She was running; whoever her biological parents had been, they had granted her sound genetics, and she had taken care of them- she was good at running, found peace and fulfillment in it. Taking after her grandmother in that, although she couldn't know it.

Except in this peculiar half- nightmare, there was no from and no to, place was state, mood was landscape, a long, undulating but ultimately circular path through fright and worry and despair, determination and doubt, and round the merciless circuit again.

The real pain of a shattered leg intruded on the dream, presenting itself as pain barrier, one that could not be run through, could not be fought past, the deeper she plunged into it the surer she became that it would burn her up. Athlete's fears, physical, visceral, beneath reason.

The fugue- state, the predictions were whiplashing wildly, backwards and forwards in time; sometimes she was running backwards, sometimes the landscape was sliding forward faster than she could chase it, the distinction seemed terribly important, although she could not hold on to the reason why.


Blood memories; the force was heritable, the continuity and ebb and flow of life mattered a great deal to it, were there glimpses of the future- seeing what could be, what was coldly inevitable, or what was doomed to never be?

At times she was sure she was seeing what might have been- postcognition, alternate pasts, ways things otherwise could have been; there was a blinding light, and only slowly she made out the rest of the picture through the flare- the light was her, a less than year old self, and she was the bright star at the centre of a trinary.

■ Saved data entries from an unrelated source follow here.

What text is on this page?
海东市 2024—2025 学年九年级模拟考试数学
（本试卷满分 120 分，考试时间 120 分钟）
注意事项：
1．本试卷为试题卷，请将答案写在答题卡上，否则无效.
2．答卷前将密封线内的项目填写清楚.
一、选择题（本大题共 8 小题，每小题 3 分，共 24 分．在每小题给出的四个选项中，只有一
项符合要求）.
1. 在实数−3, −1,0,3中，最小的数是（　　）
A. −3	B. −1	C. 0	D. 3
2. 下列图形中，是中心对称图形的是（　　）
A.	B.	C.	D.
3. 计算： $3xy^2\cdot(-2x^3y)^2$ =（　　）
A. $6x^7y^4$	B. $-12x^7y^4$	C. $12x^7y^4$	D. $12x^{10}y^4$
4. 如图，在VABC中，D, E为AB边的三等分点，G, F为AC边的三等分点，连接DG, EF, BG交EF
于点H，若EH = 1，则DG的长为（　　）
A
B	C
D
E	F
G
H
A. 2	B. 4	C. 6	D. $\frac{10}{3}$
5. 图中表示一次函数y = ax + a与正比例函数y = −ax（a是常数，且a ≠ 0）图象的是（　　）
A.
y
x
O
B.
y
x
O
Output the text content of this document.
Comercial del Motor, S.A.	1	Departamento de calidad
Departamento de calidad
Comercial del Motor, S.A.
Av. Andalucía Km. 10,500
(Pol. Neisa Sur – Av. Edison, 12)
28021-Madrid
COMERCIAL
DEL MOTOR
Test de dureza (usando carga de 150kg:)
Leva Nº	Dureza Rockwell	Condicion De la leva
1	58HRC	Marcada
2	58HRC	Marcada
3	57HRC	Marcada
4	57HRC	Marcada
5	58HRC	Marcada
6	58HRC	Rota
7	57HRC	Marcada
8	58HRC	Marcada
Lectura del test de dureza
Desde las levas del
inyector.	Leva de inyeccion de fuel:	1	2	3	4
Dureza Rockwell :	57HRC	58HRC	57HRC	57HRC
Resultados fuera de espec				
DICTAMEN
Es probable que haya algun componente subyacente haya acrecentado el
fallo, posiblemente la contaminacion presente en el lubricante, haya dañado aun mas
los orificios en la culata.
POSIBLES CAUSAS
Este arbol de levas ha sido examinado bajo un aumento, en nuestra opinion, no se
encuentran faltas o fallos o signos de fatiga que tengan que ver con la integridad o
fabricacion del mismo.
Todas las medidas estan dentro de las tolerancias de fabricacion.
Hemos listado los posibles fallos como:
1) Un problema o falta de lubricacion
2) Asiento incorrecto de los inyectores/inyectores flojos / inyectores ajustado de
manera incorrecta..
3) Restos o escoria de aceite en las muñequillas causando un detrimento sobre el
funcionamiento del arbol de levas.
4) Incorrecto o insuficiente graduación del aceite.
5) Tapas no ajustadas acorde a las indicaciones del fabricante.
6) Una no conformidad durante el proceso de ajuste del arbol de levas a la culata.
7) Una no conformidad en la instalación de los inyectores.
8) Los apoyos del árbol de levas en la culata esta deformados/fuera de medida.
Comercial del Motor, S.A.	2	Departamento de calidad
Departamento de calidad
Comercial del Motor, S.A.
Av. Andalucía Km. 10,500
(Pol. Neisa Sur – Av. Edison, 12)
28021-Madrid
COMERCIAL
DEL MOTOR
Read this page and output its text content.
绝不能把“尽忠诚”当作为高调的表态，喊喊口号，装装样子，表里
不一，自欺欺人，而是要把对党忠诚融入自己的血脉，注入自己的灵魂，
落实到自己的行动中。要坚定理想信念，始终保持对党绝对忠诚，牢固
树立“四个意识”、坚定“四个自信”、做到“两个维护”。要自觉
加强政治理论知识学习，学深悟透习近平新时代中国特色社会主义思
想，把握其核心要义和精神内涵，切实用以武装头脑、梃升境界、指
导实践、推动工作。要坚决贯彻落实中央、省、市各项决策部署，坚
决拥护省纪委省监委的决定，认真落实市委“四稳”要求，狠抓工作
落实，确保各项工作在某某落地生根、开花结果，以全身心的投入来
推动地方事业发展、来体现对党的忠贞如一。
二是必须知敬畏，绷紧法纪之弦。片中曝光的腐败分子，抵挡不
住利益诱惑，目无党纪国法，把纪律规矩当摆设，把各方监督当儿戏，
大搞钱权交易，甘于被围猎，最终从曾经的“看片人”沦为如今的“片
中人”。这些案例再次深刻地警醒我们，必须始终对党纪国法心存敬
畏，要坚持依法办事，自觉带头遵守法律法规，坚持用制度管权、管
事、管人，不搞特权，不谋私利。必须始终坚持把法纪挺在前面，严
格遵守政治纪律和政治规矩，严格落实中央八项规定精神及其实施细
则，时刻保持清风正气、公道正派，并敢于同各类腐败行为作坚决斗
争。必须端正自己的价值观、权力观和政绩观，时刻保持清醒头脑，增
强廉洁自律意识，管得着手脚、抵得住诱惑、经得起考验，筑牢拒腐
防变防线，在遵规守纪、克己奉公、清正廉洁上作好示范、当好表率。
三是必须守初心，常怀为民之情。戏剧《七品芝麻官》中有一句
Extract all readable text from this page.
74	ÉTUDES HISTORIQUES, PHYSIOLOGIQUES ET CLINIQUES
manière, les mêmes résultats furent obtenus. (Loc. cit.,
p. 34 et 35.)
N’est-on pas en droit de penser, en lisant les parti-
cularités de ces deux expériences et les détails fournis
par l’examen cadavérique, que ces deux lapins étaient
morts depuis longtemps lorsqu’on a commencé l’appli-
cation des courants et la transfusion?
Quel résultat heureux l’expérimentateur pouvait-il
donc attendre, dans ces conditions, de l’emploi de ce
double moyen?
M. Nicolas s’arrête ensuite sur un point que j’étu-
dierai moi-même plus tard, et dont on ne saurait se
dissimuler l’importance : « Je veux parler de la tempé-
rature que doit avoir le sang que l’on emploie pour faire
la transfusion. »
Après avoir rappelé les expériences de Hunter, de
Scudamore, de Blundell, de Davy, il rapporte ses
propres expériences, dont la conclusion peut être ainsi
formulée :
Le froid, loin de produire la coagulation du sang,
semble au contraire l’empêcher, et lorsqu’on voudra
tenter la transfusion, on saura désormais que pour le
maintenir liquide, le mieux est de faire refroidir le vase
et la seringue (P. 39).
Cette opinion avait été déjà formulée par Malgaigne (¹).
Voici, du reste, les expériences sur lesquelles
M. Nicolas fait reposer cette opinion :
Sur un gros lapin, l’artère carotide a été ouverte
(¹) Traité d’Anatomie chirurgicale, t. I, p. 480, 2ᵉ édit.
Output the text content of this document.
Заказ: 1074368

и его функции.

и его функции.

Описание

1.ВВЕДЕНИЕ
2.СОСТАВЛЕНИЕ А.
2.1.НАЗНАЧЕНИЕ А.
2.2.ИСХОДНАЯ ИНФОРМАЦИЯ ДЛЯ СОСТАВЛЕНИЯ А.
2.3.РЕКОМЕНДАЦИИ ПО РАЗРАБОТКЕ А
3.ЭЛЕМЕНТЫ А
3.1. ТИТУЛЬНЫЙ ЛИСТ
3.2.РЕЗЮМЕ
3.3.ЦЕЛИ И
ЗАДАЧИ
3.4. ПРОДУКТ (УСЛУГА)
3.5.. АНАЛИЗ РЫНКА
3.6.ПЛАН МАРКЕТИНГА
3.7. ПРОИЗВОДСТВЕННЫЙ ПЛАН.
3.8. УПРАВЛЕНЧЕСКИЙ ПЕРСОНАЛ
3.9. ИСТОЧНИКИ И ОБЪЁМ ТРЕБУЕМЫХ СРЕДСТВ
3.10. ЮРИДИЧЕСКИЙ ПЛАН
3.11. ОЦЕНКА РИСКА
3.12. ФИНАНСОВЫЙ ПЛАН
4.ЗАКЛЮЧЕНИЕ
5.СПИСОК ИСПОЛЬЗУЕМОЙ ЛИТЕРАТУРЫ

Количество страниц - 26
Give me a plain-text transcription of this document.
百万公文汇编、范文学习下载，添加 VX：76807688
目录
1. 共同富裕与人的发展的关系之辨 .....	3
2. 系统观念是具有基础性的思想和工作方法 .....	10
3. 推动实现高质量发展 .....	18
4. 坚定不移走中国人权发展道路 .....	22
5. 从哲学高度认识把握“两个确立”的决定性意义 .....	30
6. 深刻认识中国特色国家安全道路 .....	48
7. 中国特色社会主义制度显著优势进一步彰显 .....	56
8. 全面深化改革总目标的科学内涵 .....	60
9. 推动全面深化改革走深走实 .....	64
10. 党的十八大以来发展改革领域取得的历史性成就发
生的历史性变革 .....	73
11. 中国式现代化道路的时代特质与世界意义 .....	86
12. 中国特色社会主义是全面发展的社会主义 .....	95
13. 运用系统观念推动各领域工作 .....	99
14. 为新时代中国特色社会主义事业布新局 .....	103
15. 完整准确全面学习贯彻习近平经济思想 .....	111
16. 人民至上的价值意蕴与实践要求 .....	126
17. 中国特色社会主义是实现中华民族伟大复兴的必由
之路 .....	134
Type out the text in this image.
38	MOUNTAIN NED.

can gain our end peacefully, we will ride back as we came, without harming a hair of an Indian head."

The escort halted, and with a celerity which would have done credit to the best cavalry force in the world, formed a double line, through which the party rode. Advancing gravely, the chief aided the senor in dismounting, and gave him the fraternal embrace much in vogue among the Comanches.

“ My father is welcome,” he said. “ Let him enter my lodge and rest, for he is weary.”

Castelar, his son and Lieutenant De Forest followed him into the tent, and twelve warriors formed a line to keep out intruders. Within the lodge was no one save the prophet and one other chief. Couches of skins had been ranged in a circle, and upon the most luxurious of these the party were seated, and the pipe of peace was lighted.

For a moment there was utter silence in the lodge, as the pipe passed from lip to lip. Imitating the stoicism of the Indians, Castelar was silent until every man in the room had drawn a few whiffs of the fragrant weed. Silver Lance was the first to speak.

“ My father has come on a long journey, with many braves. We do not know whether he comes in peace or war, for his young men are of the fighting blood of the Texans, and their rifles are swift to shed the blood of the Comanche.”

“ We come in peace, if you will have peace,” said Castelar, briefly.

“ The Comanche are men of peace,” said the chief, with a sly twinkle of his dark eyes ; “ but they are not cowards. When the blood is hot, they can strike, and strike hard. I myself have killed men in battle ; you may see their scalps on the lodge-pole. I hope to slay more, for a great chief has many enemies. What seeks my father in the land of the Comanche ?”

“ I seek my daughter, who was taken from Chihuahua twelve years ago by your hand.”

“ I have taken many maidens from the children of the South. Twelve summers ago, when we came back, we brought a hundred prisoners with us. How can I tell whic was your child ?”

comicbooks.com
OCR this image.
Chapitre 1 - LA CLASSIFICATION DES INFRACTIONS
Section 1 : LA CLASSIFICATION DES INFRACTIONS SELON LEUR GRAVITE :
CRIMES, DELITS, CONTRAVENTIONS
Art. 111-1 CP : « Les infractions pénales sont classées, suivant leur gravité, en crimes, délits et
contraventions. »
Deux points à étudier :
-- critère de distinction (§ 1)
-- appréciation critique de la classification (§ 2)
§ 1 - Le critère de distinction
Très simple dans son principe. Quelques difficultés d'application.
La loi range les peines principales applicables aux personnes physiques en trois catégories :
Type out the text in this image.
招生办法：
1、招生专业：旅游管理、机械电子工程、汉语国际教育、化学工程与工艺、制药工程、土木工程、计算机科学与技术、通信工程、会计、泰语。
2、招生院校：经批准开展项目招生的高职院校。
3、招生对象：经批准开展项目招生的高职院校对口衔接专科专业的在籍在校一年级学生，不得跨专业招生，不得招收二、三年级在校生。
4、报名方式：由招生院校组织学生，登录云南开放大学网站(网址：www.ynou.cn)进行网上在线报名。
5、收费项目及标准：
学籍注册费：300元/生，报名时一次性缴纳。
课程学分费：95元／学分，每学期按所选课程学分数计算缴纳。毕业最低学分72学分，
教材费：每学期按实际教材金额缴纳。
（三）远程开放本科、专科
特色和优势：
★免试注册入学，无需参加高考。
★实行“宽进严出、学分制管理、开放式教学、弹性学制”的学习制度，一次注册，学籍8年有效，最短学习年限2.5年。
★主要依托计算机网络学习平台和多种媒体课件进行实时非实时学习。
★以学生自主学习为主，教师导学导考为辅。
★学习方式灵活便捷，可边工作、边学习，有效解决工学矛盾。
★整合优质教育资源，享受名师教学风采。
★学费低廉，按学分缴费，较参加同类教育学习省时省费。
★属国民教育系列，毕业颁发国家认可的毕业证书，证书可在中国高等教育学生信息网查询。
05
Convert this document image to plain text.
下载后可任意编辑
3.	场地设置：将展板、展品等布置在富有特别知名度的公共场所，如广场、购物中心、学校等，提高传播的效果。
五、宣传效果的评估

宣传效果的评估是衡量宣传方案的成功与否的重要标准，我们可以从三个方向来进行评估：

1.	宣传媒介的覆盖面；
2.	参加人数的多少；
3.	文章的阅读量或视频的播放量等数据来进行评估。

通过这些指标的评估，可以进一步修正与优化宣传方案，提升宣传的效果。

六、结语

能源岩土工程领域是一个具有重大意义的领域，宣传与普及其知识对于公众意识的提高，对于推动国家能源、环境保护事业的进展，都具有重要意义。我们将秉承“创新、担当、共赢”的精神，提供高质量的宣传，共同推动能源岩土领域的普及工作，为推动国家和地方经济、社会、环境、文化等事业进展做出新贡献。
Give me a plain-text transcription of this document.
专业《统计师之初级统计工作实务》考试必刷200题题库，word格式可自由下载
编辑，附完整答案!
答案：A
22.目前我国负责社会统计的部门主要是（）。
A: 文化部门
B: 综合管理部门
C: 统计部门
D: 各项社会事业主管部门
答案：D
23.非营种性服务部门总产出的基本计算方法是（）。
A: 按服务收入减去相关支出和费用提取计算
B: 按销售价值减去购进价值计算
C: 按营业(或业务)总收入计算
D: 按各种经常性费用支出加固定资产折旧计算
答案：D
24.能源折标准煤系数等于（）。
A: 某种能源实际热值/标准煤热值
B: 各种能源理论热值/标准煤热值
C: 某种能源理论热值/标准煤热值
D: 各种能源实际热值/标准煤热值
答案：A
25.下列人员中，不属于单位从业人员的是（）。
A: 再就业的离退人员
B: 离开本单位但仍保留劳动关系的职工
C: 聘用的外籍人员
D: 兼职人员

Wrapped around her and connected to each other through her were two spiders' webs of light, one clear and bright and sharp, although quivering- who am I misinterpreting here, Rafe thought, she's afraid. For all her power and light, she's running, and running scared. Mother?

The other web was darker, fainter, but also more extensive and more multicoloured, more light than not but not of the light; he was more scared than she was but refusing to let it affect his judgement, he was calculating and sensing and thinking, trying to see a way out- and also berating himself for having got into this mess. Her father?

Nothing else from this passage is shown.